Alibaba Cloud’s growing clout in databases
Alibaba Cloud growing clout in cloud-based databases was validated this week when it reported that its database revenues grew by over 50% year-over-year.
The company’s database product portfolio currently serves 150,000 customers worldwide, including those in industries such as aviation, insurance, logistics, retail, fintech, manufacturing, gaming and education.
To be sure, its share of the cloud database market is still a far cry from that of rival hyperscalers Amazon Web Services and Microsoft – but that could change if the company continues to keep up with its innovations and partnerships.
In October 2021, Alibaba Cloud launched a new database platform called DBStack which can be deployed using Kubernetes, bringing cloud-native database systems to on-premise environments.
For companies that are not ready to migrate to a public cloud infrastructure, DBStack can be used to support cloud-native needs, such as using DBStack to manage several different database engines on a single on-premise platform.
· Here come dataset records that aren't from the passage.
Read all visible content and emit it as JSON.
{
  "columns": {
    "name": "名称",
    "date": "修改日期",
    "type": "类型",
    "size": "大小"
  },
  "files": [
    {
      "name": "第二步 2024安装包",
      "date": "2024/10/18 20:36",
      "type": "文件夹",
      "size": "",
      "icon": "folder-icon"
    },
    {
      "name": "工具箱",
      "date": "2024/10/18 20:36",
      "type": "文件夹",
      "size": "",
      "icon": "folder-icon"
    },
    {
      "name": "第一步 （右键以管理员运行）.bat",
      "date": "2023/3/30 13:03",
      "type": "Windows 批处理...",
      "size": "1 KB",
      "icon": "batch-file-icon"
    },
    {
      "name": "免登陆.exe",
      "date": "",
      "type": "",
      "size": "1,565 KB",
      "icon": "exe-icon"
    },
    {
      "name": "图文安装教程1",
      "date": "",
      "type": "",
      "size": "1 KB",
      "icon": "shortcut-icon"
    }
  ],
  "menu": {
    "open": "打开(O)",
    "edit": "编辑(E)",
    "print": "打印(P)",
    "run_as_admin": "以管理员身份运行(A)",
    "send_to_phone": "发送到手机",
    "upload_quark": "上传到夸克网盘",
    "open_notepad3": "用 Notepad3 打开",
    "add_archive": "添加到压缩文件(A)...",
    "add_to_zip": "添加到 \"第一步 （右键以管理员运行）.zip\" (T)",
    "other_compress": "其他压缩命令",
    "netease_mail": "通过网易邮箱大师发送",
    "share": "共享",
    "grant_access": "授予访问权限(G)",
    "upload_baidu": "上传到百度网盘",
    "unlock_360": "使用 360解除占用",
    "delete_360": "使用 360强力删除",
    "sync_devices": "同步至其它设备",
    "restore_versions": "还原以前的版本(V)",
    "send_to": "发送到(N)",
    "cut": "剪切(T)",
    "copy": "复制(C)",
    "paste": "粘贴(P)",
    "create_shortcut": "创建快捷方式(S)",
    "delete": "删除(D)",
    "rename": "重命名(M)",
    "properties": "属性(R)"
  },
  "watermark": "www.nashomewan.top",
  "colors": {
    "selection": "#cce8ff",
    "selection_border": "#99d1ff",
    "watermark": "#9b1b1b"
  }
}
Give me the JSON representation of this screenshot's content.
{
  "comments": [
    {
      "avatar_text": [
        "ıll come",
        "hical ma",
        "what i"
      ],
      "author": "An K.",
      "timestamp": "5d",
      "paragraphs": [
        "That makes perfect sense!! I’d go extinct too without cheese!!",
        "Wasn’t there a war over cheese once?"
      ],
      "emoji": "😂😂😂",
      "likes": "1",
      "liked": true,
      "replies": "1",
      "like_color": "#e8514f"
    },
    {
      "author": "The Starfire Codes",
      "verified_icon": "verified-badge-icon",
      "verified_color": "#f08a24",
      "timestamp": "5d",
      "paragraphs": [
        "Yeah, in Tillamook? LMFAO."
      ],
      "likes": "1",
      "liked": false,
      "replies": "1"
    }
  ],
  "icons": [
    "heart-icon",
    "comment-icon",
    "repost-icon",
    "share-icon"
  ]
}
In 2020, Alibaba Cloud also made MongoDB available through its ApsaraDB for MongoDB managed database service, which includes automatic monitoring, backup, and disaster tolerance capabilities. This alleviates the need to perform time-consuming database management tasks and enables organisations to focus on application development.
Perhaps the strongest validation of Alibaba’s database prowess was during the company’s annual Singles’ Day online shopping festival. In 2020, the company’s PolarDB relational database set a new record with 140 million queries per second during peak time, a 60% increase from the previous year.
In addition, AnalyticDB, Alibaba’s self-developed, cloud-native data warehouse, processed up to 7.7 trillion lines of real-time data, equalling 15 times the data contained in the UK web archive at the British Library.
The same database systems were also used by China Post to deal with over 100 million orders during the shopping event, with about 100,000 China Post users checking their parcels’ real-time status online.
“Since entering Gartner’s leaders quadrant in 2020, Alibaba Cloud has been continuously innovating our database products to address customers’ growing needs associated with data analytics and security,” said Li Feifei, president of Alibaba Cloud’s database business.
“In addition, we are committed to open-sourcing more database products such as PolarDB and its distributed version, PolarDB-X, to give global developers access to our leading technologies in order to build up an inclusive database ecosystem for everyone.”
Another part of Alibaba Cloud’s database strategy is catering to emerging use cases. It recently upgraded its Ganos spatial-temporal database engine that can analyse and translate 3D and 4D spatial data to build digital twins.
The engine was upgraded to address the growing analytics requirements of multi-dimensional data, especially in the field of construction, transportation, urban planning, natural landscape surveying and mapping.